Sophomore - Computer Science, Mathematics -
Jim Hamilton Member Posts: 4 ■□□□□□□□□□ok, now i am confused too. I looked at the utube thing, and it is informative, but doesnt touch on ESP vs AH modes. But i agree with above, ESP in tunnel mode encapsulates the ip packet, and then another ip header encapsulates that. So, it seems that at least in tunnel mode, using AH in conjunction with ESP would be redundant. I looked up IPsec on wiki, i know, not a great source, and it helped a bit, and added more confusion still. So i wonder, if you use AH and ESP, does that add a layer of encapsulation? an extra header?
argh -
UnixGuy Mod Posts: 4,570 ModJim Hamilton wrote: »... So, it seems that at least in tunnel mode, using AH in conjunction with ESP would be redundant. I looked up IPsec on wiki, i know, not a great source, and it helped a bit, and added more confusion still. So i wonder, if you use AH and ESP, does that add a layer of encapsulation? an extra header?
argh
"The main difference between the authentication provided by ESP and AH is the extent of the coverage. Specifically, ESP doesn't protect any IP header fields unless those fields are encapsulated by ESP (tunnel mode)."
Source:
http://www.ciscopress.com/articles/article.asp?p=25477 -
Turk Member Posts: 9 ■□□□□□□□□□"The main difference between the authentication provided by ESP and AH is the extent of the coverage. Specifically, ESP doesn't protect any IP header fields unless those fields are encapsulated by ESP (tunnel mode)."
Source:
http://www.ciscopress.com/articles/article.asp?p=25477
So me and Jim's thoughts are correct? You don't combine them, it is either or? -
UnixGuy Mod Posts: 4,570 ModSo me and Jim's thoughts are correct? You don't combine them, it is either or?

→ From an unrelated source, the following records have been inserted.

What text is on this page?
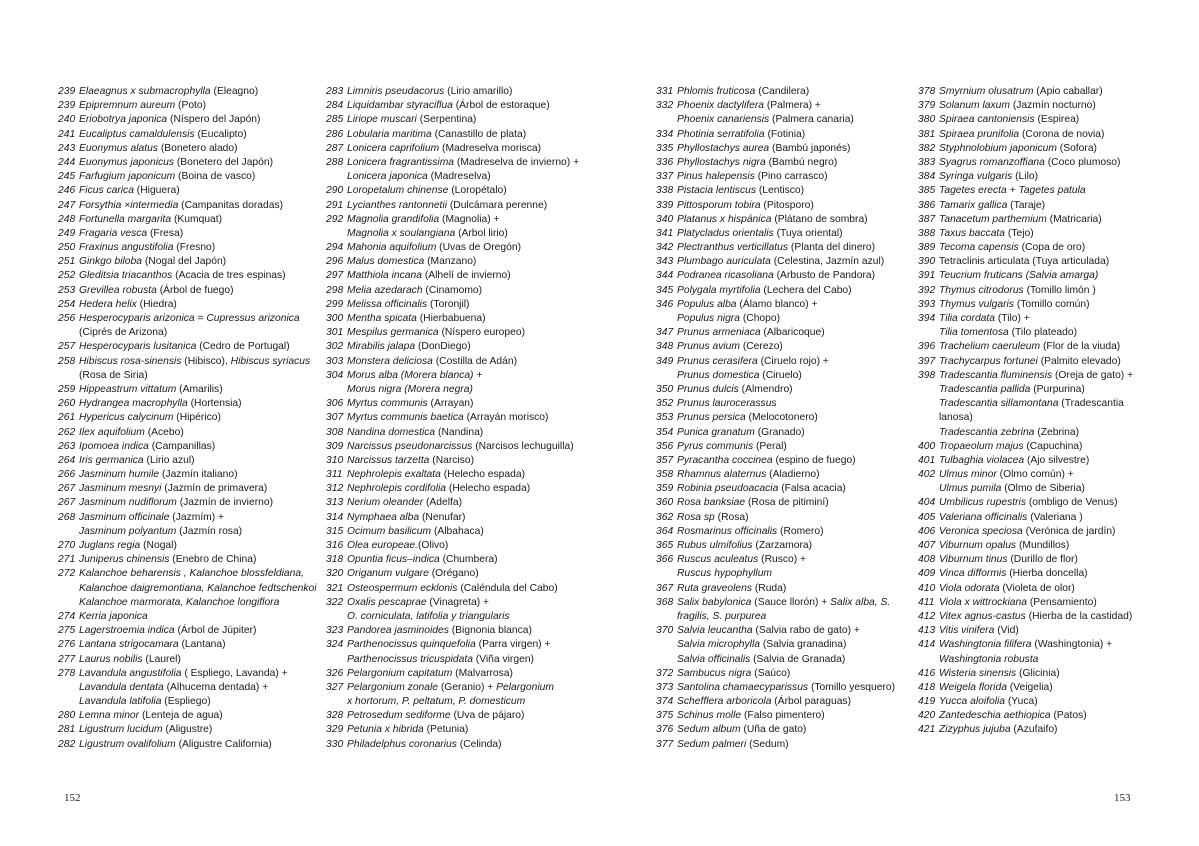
239 Elaeagnus x submacrophylla (Eleagno)
239 Epipremnum aureum (Poto)
240 Eriobotrya japonica (Níspero del Japón)
241 Eucaliptus camaldulensis (Eucalipto)
243 Euonymus alatus (Bonetero alado)
244 Euonymus japonicus (Bonetero del Japón)
245 Farfugium japonicum (Boina de vasco)
246 Ficus carica (Higuera)
247 Forsythia ×intermedia (Campanitas doradas)
248 Fortunella margarita (Kumquat)
249 Fragaria vesca (Fresa)
250 Fraxinus angustifolia (Fresno)
251 Ginkgo biloba (Nogal del Japón)
252 Gleditsia triacanthos (Acacia de tres espinas)
253 Grevillea robusta (Árbol de fuego)
254 Hedera helix (Hiedra)
256 Hesperocyparis arizonica = Cupressus arizonica
(Ciprés de Arizona)
257 Hesperocyparis lusitanica (Cedro de Portugal)
258 Hibiscus rosa-sinensis (Hibisco), Hibiscus syriacus
(Rosa de Siria)
259 Hippeastrum vittatum (Amarilis)
260 Hydrangea macrophylla (Hortensia)
261 Hypericus calycinum (Hipérico)
262 Ilex aquifolium (Acebo)
263 Ipomoea indica (Campanillas)
264 Iris germanica (Lirio azul)
266 Jasminum humile (Jazmín italiano)
267 Jasminum mesnyi (Jazmín de primavera)
267 Jasminum nudiflorum (Jazmín de invierno)
268 Jasminum officinale (Jazmím) +
Jasminum polyantum (Jazmín rosa)
270 Juglans regia (Nogal)
271 Juniperus chinensis (Enebro de China)
272 Kalanchoe beharensis , Kalanchoe blossfeldiana,
Kalanchoe daigremontiana, Kalanchoe fedtschenkoi
Kalanchoe marmorata, Kalanchoe longiflora
274 Kerria japonica
275 Lagerstroemia indica (Árbol de Júpiter)
276 Lantana strigocamara (Lantana)
277 Laurus nobilis (Laurel)
278 Lavandula angustifolia ( Espliego, Lavanda) +
Lavandula dentata (Alhucema dentada) +
Lavandula latifolia (Espliego)
280 Lemna minor (Lenteja de agua)
281 Ligustrum lucidum (Aligustre)
282 Ligustrum ovalifolium (Aligustre California)
283 Limniris pseudacorus (Lirio amarillo)
284 Liquidambar styraciflua (Árbol de estoraque)
285 Liriope muscari (Serpentina)
286 Lobularia maritima (Canastillo de plata)
287 Lonicera caprifolium (Madreselva morisca)
288 Lonicera fragrantissima (Madreselva de invierno) +
Lonicera japonica (Madreselva)
290 Loropetalum chinense (Loropétalo)
291 Lycianthes rantonnetii (Dulcámara perenne)
292 Magnolia grandifolia (Magnolia) +
Magnolia x soulangiana (Arbol lirio)
294 Mahonia aquifolium (Uvas de Oregón)
296 Malus domestica (Manzano)
297 Matthiola incana (Alhelí de invierno)
298 Melia azedarach (Cinamomo)
299 Melissa officinalis (Toronjil)
300 Mentha spicata (Hierbabuena)
301 Mespilus germanica (Níspero europeo)
302 Mirabilis jalapa (DonDiego)
303 Monstera deliciosa (Costilla de Adán)
304 Morus alba (Morera blanca) +
Morus nigra (Morera negra)
306 Myrtus communis (Arrayan)
307 Myrtus communis baetica (Arrayán morisco)
308 Nandina domestica (Nandina)
309 Narcissus pseudonarcissus (Narcisos lechuguilla)
310 Narcissus tarzetta (Narciso)
311 Nephrolepis exaltata (Helecho espada)
312 Nephrolepis cordifolia (Helecho espada)
313 Nerium oleander (Adelfa)
314 Nymphaea alba (Nenufar)
315 Ocimum basilicum (Albahaca)
316 Olea europeae.(Olivo)
318 Opuntia ficus–indica (Chumbera)
320 Origanum vulgare (Orégano)
321 Osteospermum ecklonis (Caléndula del Cabo)
322 Oxalis pescaprae (Vinagreta) +
O. corniculata, latifolia y triangularis
323 Pandorea jasminoides (Bignonia blanca)
324 Parthenocissus quinquefolia (Parra virgen) +
Parthenocissus tricuspidata (Viña virgen)
326 Pelargonium capitatum (Malvarrosa)
327 Pelargonium zonale (Geranio) + Pelargonium
x hortorum, P. peltatum, P. domesticum
328 Petrosedum sediforme (Uva de pájaro)
329 Petunia x hibrida (Petunia)
330 Philadelphus coronarius (Celinda)
331 Phlomis fruticosa (Candilera)
332 Phoenix dactylifera (Palmera) +
Phoenix canariensis (Palmera canaria)
334 Photinia serratifolia (Fotinia)
335 Phyllostachys aurea (Bambú japonés)
336 Phyllostachys nigra (Bambú negro)
337 Pinus halepensis (Pino carrasco)
338 Pistacia lentiscus (Lentisco)
339 Pittosporum tobira (Pitosporo)
340 Platanus x hispánica (Plátano de sombra)
341 Platycladus orientalis (Tuya oriental)
342 Plectranthus verticillatus (Planta del dinero)
343 Plumbago auriculata (Celestina, Jazmín azul)
344 Podranea ricasoliana (Arbusto de Pandora)
345 Polygala myrtifolia (Lechera del Cabo)
346 Populus alba (Álamo blanco) +
Populus nigra (Chopo)
347 Prunus armeniaca (Albaricoque)
348 Prunus avium (Cerezo)
349 Prunus cerasifera (Ciruelo rojo) +
Prunus domestica (Ciruelo)
350 Prunus dulcis (Almendro)
352 Prunus laurocerassus
353 Prunus persica (Melocotonero)
354 Punica granatum (Granado)
356 Pyrus communis (Peral)
357 Pyracantha coccinea (espino de fuego)
358 Rhamnus alaternus (Aladierno)
359 Robinia pseudoacacia (Falsa acacia)
360 Rosa banksiae (Rosa de pitiminí)
362 Rosa sp (Rosa)
364 Rosmarinus officinalis (Romero)
365 Rubus ulmifolius (Zarzamora)
366 Ruscus aculeatus (Rusco) +
Ruscus hypophyllum
367 Ruta graveolens (Ruda)
368 Salix babylonica (Sauce llorón) + Salix alba, S.
fragilis, S. purpurea
370 Salvia leucantha (Salvia rabo de gato) +
Salvia microphylla (Salvia granadina)
Salvia officinalis (Salvia de Granada)
372 Sambucus nigra (Saúco)
373 Santolina chamaecyparissus (Tomillo yesquero)
374 Schefflera arboricola (Árbol paraguas)
375 Schinus molle (Falso pimentero)
376 Sedum album (Uña de gato)
377 Sedum palmeri (Sedum)
378 Smyrnium olusatrum (Apio caballar)
379 Solanum laxum (Jazmín nocturno)
380 Spiraea cantoniensis (Espirea)
381 Spiraea prunifolia (Corona de novia)
382 Styphnolobium japonicum (Sofora)
383 Syagrus romanzoffiana (Coco plumoso)
384 Syringa vulgaris (Lilo)
385 Tagetes erecta + Tagetes patula
386 Tamarix gallica (Taraje)
387 Tanacetum parthemium (Matricaria)
388 Taxus baccata (Tejo)
389 Tecoma capensis (Copa de oro)
390 Tetraclinis articulata (Tuya articulada)
391 Teucrium fruticans (Salvia amarga)
392 Thymus citrodorus (Tomillo limón )
393 Thymus vulgaris (Tomillo común)
394 Tilia cordata (Tilo) +
Tilia tomentosa (Tilo plateado)
396 Trachelium caeruleum (Flor de la viuda)
397 Trachycarpus fortunei (Palmito elevado)
398 Tradescantia fluminensis (Oreja de gato) +
Tradescantia pallida (Purpurina)
Tradescantia sillamontana (Tradescantia
lanosa)
Tradescantia zebrina (Zebrina)
400 Tropaeolum majus (Capuchina)
401 Tulbaghia violacea (Ajo silvestre)
402 Ulmus minor (Olmo común) +
Ulmus pumila (Olmo de Siberia)
404 Umbilicus rupestris (ombligo de Venus)
405 Valeriana officinalis (Valeriana )
406 Veronica speciosa (Verónica de jardín)
407 Viburnum opalus (Mundillos)
408 Viburnum tinus (Durillo de flor)
409 Vinca difformis (Hierba doncella)
410 Viola odorata (Violeta de olor)
411 Viola x wittrockiana (Pensamiento)
412 Vitex agnus-castus (Hierba de la castidad)
413 Vitis vinifera (Vid)
414 Washingtonia filifera (Washingtonia) +
Washingtonia robusta
416 Wisteria sinensis (Glicinia)
418 Weigela florida (Veigelia)
419 Yucca aloifolia (Yuca)
420 Zantedeschia aethiopica (Patos)
421 Zizyphus jujuba (Azufaifo)
152	153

no what I came to understand it, you do combine them, and the AH in tunnel mode is just for authenticating the new result IP Header. -
dynamik Banned Posts: 12,312 ■■■■■■■■■□no what I came to understand it, you do combine them, and the AH in tunnel mode is just for authenticating the new result IP Header.
That's my understanding as well. -
Jim Hamilton Member Posts: 4 ■□□□□□□□□□ok, this should help, i found this link in the new Sybex book(arrived today), oddly couldnt find even a mention of IPsec in 750 pages of Applied Cryptography(otherwise a great ref.)
An Illustrated Guide to IPsec
this is the first of 2 papers, havent read the 2nd, but, in answer to the original question, AH and ESP can be combined, but its uncommon according to this paper.
Interesting point made in this article: AH is completely incompatible with NAT/PAT, regardless of whether in transport or tunnel mode. -
Met44 Member Posts: 194If you had a legitimate reason to authenticate the outer IP header which justifies the additional overhead, then you would want to tack on AH. However, I can't think up a good scenario for that. I don't think you will see it in practice (unless someone either has a legitimate case or does not know the technology), but it's still good info to know.